Non è da te. Ti prego, torna. Non
puoi…”, e qui la voce divenne un rantolo di
dolore “…essere morto. Non puoi.”
Il
frigorifero rabbrividì. Era abituato
ad essere freddo, ma la notizia della morte di Sherlock fece scendere
la sua
temperatura di un paio di gradi. Ci mise quasi tre mesi, e una decina
di
tecnici che non capivano il suo problema, per riprendersi dallo shock.
John non
si riprese.
Fortunatamente,
a volte, anche i miracoli
accadevano al 221B.
E il
brutto ricordo del frigorifero fu
felicemente sostituito dalla cosa più bella di cui mai fosse
stato testimone:
il ritorno di Sherlock. E, di conseguenza, il ritorno di Sherlock nella
vita di
John. E, questa volta, senza più tutti gli sguardi pieni di
significato che,
però, rimanevano soltanto sguardi.
Era
successo una sera d’inverno, se lo
ricordava alla perfezione.

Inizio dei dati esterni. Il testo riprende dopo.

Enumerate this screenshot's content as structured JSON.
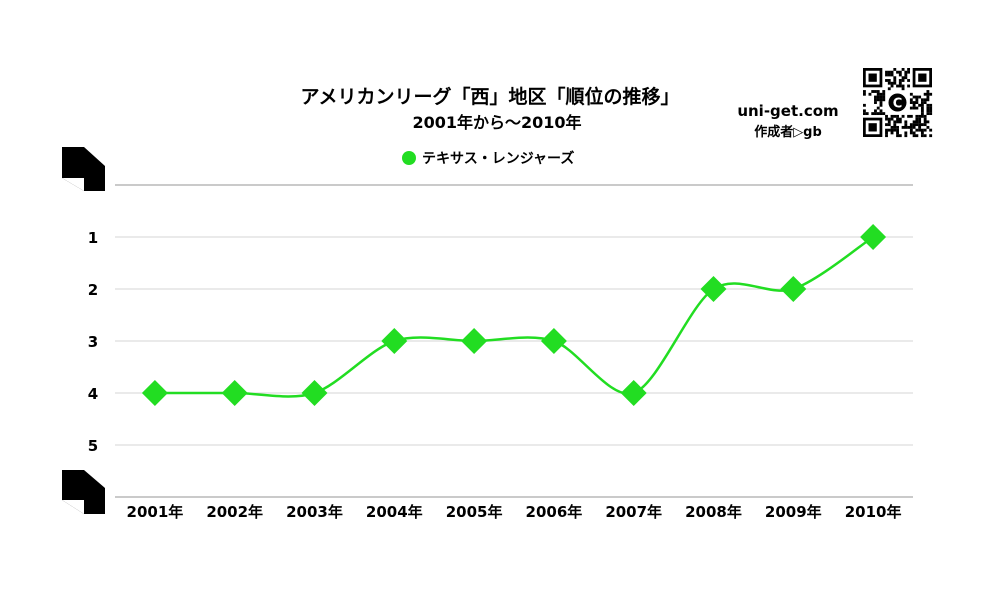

John era fuori e Sherlock passeggiava
nervosamente
avanti e indietro per la cucina, continuando a borbottare tra
sé e sé. Cosa
dicesse, il frigorifero, nonostante un ottimo udito, non riusciva
proprio a
capirlo. Poi Sherlock aveva fatto la cosa più assurda della
sua vita: si era
messo a cucinare!
Primo,
secondo e dessert erano
magicamente stati spadellati, sfornati, sistemati nei vari piatti.
Aveva
apparecchiato la tavola, acceso una candela e continuato a camminare
nervosamente.
Il
frigorifero aveva capito. Era tutto
incredibilmente ovvio. Il suo cuore di serpentina cominciò a
palpitare
dall’emozione e dovette metterci tutto se stesso
perché la ventola non partisse
per raffreddarlo. Rovinare la serata perfetta perché lui era
agitato non era
proprio l’ideale.
Quando
John rientrò e vide la tavola
apparecchiata, il frigorifero vide Sherlock arrossire come non mai.
“John…”,
disse con voce spezzata “…lo so
che non mi hai ancora perdonato per quello che ti ho fatto. Lo so che
non sono
la persona migliore al mondo, anzi…”
Ma
John lo interruppe. Il frigorifero, lo
ricordava benissimo, trattenne il liquido raffreddante per
l’emozione.
“Hai
cucinato…tutto…questo…per
me?”
Sherlock
annuì.
“Perché
sono un idiota.”, aggiunse il
moro “Un idiota di dimensioni colossali. Perché
c’è una cosa che ti devo dire
da due anni e non ne ho mai avuto il coraggio. E ti ho fatto soffrire.
E non
posso più permettere che succeda. Non posso permettere che
tu non lo sappia.
John io ti amo.”
John
corse verso di Sherlock, gettandogli
le braccia al collo e schioccandogli un bacio sulle labbra.
“Anch’io.”
E
quella fu la prima volta che il loro
sguardo non si staccò mai per tutta la sera. Mangiarono
senza mai distogliere
gli occhi. Occhi azzurri in occhi acquamarina. Cuore dell’uno
nel cuore
dell’altro.
Il
frigorifero, nonostante la sua buona
volontà, non riuscì a trattenere un sospiro di
sollievo. I due
ex-coinquilini-ora-molto-di-più si voltarono
contemporaneamente verso di lui.
“Non
dirmi che il frigorifero fa ancora i
capricci, John.”
“Sembra
di sì. Mi sa che domattina dovrò
richiamare il tecnico.”
Il
che, sapeva bene il frigorifero,
significava mani unte in posti che odiava. Ma mai come quella volta non
gliene
importò assolutamente nulla. Poteva arrivare anche un
esercito di tecnici. John
e Sherlock erano felici e questo era tutto ciò che contava.